Background information
- Genres: Tribute act
- Instruments: Vocals, guitar, synthesizer, Keyboards, drums
- Years active: 2001-present
- Members: Gary Mullen Malcolm Gentles David Brockett Jon Halliwell Alan McGeoch
- Past members: Jonathon Evans Martin Campbell Billy Moffat Gordon McNeil
- Website: www.garymullenandtheworks.com

= One Night of Queen =

Touring tribute stage show

One Night of Queen is a touring 2-hour stage show, paying tribute to the stage theatrics and music of Queen. It is performed by Gary Mullen & The Works, a band headed by Freddie Mercury imitator Gary Mullen, who had previously won the talent show Stars in Their Eyes with his vocal and visual imitation of Mercury. The other members of the band are David Brockett on guitar, Jon Halliwell on drums, Alan McGeoch on bass and Malcolm Gentles on keyboards.

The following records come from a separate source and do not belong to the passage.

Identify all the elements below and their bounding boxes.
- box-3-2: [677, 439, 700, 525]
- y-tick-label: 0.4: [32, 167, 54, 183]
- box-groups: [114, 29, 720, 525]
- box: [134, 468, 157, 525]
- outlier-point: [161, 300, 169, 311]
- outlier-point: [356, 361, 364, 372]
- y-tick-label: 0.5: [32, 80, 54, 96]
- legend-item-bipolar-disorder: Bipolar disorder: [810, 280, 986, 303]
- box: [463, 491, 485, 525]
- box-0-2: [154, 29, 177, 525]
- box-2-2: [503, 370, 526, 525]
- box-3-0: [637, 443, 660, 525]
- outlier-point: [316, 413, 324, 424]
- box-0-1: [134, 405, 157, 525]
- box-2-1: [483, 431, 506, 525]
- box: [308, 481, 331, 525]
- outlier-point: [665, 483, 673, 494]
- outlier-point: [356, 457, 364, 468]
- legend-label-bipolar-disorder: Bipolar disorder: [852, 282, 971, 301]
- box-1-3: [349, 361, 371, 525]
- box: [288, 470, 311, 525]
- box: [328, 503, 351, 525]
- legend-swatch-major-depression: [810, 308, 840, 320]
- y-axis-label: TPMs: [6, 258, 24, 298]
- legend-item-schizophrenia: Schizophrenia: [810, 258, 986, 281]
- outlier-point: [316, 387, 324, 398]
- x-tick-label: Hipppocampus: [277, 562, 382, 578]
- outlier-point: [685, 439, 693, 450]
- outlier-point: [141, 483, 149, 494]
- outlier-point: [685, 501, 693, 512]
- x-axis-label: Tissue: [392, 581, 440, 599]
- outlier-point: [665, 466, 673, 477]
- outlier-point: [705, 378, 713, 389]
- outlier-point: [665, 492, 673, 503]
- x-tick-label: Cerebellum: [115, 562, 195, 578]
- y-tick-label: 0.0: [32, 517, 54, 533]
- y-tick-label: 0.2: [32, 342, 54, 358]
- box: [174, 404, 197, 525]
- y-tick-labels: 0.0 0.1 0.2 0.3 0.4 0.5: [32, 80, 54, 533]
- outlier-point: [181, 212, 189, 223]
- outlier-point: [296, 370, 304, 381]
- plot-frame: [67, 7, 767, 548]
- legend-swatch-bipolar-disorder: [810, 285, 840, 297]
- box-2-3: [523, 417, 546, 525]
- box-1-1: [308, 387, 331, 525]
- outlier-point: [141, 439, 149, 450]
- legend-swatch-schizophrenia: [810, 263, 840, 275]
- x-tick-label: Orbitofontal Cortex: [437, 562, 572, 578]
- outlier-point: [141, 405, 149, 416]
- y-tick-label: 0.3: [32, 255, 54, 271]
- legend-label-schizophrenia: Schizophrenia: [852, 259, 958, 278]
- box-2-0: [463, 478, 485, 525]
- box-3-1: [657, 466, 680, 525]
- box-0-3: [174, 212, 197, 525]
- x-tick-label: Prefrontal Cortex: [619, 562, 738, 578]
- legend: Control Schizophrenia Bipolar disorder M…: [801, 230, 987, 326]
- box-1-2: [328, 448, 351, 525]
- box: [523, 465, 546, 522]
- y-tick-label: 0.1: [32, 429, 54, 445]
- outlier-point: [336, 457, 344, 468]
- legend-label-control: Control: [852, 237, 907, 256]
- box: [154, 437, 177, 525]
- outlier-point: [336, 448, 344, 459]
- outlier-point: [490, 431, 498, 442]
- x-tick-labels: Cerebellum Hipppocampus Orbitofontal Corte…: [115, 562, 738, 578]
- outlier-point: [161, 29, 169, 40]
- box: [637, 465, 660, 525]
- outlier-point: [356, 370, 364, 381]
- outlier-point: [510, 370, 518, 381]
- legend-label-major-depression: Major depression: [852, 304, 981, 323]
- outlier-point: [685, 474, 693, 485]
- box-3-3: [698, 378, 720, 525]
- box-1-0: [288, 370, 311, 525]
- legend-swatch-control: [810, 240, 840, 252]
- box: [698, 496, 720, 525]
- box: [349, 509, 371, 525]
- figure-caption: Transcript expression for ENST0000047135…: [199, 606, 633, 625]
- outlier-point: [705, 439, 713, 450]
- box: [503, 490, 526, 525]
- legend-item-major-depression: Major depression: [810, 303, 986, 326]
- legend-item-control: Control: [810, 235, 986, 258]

==Gary Mullen & The Works==
After winning Stars in Their Eyes in 2000 by receiving a record breaking number of votes for the show, Mullen began touring with his band The Works, putting on a sell-out tribute show known as One Night of Queen.

The show takes references from many 1980s Queen tours, using a modified custom built lighting rig, made to emulate the lighting rigs used during several Queen tours between 1980 and 1986. In a 2018 interview, Mullen was quoted as saying, "We are trying to create something that you'll never see again because you'll never see Queen with Freddie (Mercury) or John (Deacon)." Gary Mullen & The Works have taken their One Night of Queen show on numerous world tours across the U.K., Europe, New Zealand, South Africa and the U.S. In the United States, Gary Mullen & The Works have been doing extensive tours every year since 2008.

==Reception==
Since it began in 2001, the One Night of Queen show has gained celebrity admirers including actor Kevin Pollak, Governor of Texas Rick Perry, and singer Rick Astley. During their 2018 U.S. tour, Rob Halford, lead singer of Judas Priest, was in attendance at The Celebrity Theatre in Phoenix, AZ to watch their show.